Syrie

La Syrie est un des pays où vécurent les pères de l’Eglise, c’est le pays notamment de saint Jean Damascène. L’archéologie révèle que la piété mariale dans ce pays remonte à l’époque patristique. Mais la Syrie est devenue un pays musulman, avec seulement une minorité de 500.000 chrétiens de rite greco-orthodoxe, maronite ou catholique romain. La Syrie contient cependant un sanctuaire chrétien très important, celui de Saydnaya.

Actuellement, le sanctuaire principal est celui de Saydnaya (25 km de Damas). L’Eglise et le monastère datent de 547 et contiennent de précieux manuscrits et icônes. Il est très fréquenté actuellement, beaucoup de miracles y ont lieu. Parmi les sanctuaires du Moyen Orient, en terme de fréquentation, il vient juste après Jérusalem (et environs).

Il faut aussi évoquer Soufanieh où Myrna a reçu des effusions d’huile d’olive puis des stigmates, et un message du ciel pour l’unité des chrétiens et le dialogue inter-religieux. L’enquête suit son cours.

Ce que révèle l’archéologie (1)

L’archéologue trouvera en Syrie une multitude d’édifices chrétiens, d’inscription et de mosaïques qui rappellent la Vierge Marie.

  • Hauràn : une région au Nord de Damas : des ruines et des inscriptions qui datent de 324.
  • Chaqqa : des inscriptions sur une tour invoquent la Vierge Marie.
  • Erza : sur un mur de l’Eglise saint Elie, on lit : « Marie, Marthe, Anastasie ».
  • A Kefr Giushed, dans les ruines de la chapelle, il est écrit “ Marie, aide-nous !”
  • A Mektebeh, sur une pierre d’angle, il est écrit : « Marie, aide Diomède »
  • A Hass, dans les ruines d’une église, une inscription datant de l’an 378 dit : « Un seul Dieu, Christ, né de Marie ». A Homs, un vase du V° siècle porte l’image du Christ, de saints et de la Vierge Marie entourée de deux archanges.
  • Dans un souterrain près de Khâlid al Hakîm, l’inscription « Marie, protège Leonzio et Sergio, prêtres ».
  • El Hazimé (près de Hama) : un sanctuaire dédié à la Vierge remonte à l’année 390-391 comme l’indique une inscription sur le linteau.
  • Tortosa : Notre-Dame de Tortosa fut construite, d’après la tradition, sur une chapelle édifiée par saint Pierre avec une icône de saint Luc. Beaucoup de guérisons et de miracles en ce lieu sont racontés par la tradition. Mais ce sanctuaire fut ensuite saccagé et abandonné, réduite à l’état d’étable. En 1914 les Turcs en firent une caserne. Actuellement, c’est un musée national. L’icône miraculeuse a été ramenée par les croisés à Chypre, dans l’abbaye appelée Notre Dame de Tortosa. Damas : l’église Marie remontait à l’époque byzantine et fut détruite en l’an 1260.

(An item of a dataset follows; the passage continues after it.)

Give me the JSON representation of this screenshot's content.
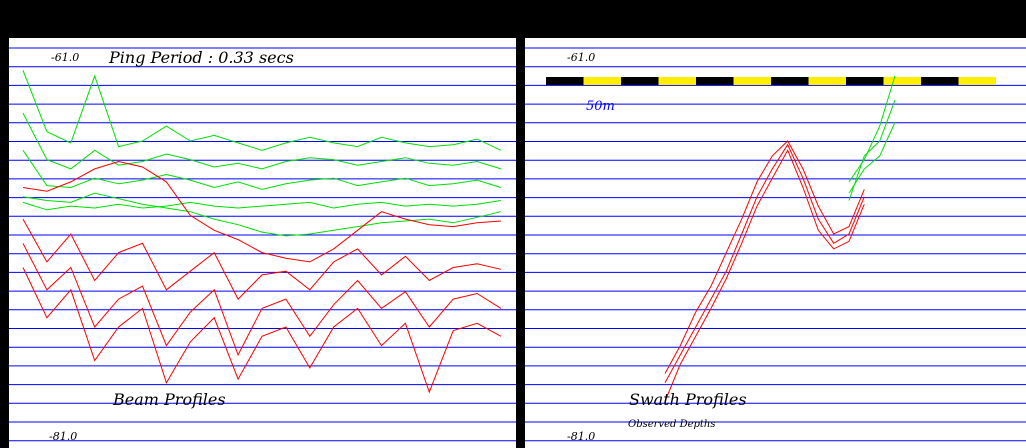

(1) Attilio GALLI, Madre della Chiesa dei Cinque continenti, Ed. Segno, Udine, 1997, p. 533-544

 

Les pères de l’Eglise et la Syrie

On ne peut pas parler de Damas sans évoquer saint Sophrone et saint André de Crète qui y sont nés, ainsi que saint Jean Damascène qui y fut évêque. Tous ont admirablement chanté Marie.

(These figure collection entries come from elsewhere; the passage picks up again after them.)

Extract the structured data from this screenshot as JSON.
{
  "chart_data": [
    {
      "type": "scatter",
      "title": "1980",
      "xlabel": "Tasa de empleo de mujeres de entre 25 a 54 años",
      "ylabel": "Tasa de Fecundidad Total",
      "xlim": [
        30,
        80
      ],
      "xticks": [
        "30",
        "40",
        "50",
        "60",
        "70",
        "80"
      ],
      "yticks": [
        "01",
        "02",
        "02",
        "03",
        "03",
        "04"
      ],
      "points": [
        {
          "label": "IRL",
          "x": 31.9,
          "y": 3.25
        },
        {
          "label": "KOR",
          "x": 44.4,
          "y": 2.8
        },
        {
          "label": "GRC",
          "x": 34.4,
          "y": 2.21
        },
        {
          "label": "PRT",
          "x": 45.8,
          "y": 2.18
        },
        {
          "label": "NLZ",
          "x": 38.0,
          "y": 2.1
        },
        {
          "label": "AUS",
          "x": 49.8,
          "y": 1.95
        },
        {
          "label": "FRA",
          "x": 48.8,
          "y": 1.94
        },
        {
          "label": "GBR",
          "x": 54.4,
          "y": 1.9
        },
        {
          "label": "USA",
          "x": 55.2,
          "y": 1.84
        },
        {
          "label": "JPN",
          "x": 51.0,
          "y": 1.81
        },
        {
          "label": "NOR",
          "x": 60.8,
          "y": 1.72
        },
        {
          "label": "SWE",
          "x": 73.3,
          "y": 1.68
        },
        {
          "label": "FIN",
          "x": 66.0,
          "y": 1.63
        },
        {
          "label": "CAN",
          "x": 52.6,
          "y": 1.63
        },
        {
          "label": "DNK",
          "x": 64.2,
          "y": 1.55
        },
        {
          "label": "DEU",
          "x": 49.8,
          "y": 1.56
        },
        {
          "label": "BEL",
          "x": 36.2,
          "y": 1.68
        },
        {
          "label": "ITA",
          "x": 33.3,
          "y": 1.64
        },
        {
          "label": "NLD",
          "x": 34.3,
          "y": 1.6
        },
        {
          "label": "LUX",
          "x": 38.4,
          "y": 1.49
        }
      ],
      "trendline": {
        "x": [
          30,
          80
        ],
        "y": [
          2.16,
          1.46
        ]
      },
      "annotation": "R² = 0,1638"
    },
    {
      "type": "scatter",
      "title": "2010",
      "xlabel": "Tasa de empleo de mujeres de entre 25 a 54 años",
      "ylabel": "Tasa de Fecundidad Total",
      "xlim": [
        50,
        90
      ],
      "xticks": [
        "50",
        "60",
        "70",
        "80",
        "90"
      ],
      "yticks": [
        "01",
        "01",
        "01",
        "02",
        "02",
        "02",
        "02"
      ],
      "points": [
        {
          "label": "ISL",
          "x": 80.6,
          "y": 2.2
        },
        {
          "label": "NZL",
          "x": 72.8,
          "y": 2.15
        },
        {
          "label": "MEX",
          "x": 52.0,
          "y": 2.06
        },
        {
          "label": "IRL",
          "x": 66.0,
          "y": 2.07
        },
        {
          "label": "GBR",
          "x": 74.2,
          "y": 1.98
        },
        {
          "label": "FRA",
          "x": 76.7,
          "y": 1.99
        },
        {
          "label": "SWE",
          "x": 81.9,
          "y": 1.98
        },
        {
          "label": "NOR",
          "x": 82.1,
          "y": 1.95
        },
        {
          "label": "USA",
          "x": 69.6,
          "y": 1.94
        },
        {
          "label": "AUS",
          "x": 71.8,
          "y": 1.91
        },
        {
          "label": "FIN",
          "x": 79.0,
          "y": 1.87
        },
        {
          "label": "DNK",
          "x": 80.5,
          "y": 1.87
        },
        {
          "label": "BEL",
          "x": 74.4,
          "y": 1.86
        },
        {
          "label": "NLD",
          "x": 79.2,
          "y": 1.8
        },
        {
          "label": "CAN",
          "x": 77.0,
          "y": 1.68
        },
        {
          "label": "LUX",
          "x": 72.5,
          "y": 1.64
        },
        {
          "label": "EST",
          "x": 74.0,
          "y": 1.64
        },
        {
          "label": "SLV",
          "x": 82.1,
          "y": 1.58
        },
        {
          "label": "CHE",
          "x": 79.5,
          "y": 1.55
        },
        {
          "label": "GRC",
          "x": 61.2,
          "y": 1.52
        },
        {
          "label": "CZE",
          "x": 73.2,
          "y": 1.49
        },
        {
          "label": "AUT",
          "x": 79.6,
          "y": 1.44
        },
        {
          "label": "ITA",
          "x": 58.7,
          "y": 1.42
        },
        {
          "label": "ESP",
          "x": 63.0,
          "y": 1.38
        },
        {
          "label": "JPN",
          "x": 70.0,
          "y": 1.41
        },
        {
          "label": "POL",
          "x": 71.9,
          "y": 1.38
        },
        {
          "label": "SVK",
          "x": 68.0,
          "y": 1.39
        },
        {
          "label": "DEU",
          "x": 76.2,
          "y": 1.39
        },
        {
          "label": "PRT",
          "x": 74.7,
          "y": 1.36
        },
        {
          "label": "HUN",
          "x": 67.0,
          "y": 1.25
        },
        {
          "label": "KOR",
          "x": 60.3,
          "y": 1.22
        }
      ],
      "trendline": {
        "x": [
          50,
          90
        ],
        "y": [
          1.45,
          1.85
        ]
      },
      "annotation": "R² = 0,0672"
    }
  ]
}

Saint Sophrone, patriarche de Jérusalem en 634-638 est né à Damas vers 560 et parla admirablement de Marie.

Saint André de Crète est né aussi à Damas vers 650.

Saint Jean Damascène est né à Damas vers 675, et il fut un éloquent défenseur des images, à cause du mystère de l’Incarnation, il fut aussi un grand théologien de l’Assomption de Marie. Découvrir sa méditation vaut la visite d’une cathédrale…

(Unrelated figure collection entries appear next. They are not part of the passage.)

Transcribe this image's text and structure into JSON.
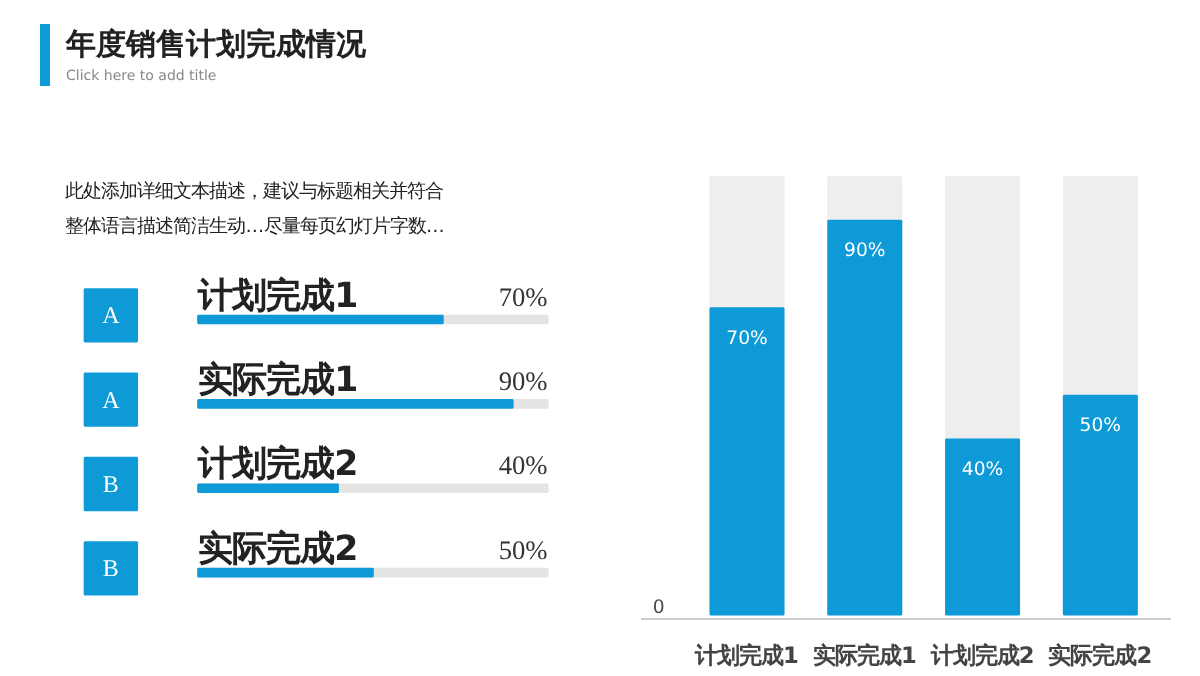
{
  "chart_data": [
    {
      "type": "bar",
      "orientation": "horizontal",
      "title": "年度销售计划完成情况",
      "subtitle": "Click here to add title",
      "annotations": [
        "此处添加详细文本描述，建议与标题相关并符合整体语言描述简洁生动…尽量每页幻灯片字数…",
        "A",
        "A",
        "B",
        "B"
      ],
      "categories": [
        "计划完成1",
        "实际完成1",
        "计划完成2",
        "实际完成2"
      ],
      "values": [
        70,
        90,
        40,
        50
      ],
      "value_labels": [
        "70%",
        "90%",
        "40%",
        "50%"
      ],
      "color": "#0e9ad7",
      "xlim": [
        0,
        100
      ],
      "tick_labels": false
    },
    {
      "type": "bar",
      "categories": [
        "计划完成1",
        "实际完成1",
        "计划完成2",
        "实际完成2"
      ],
      "values": [
        70,
        90,
        40,
        50
      ],
      "value_labels": [
        "70%",
        "90%",
        "40%",
        "50%"
      ],
      "color": "#0e9ad7",
      "ylim": [
        0,
        100
      ],
      "annotations": [
        "0"
      ],
      "tick_labels": "x",
      "grid": false
    }
  ]
}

Saint Ephrem dit « le syrien » est originaire de Nisibe (aujourd’hui Nusaybin, au sud de l’actuelle Turquie), et il s’est ensuite établi à Edesse toujours en Turquie, près de l’actuelle frontière syrienne. Il a écrit des chants magnifiques à la Vierge Marie. Nous évoquons sa figure dans la rubrique « Turquie » de la partie « Marie remplit le monde », et dans la partie « Grands témoins marials ».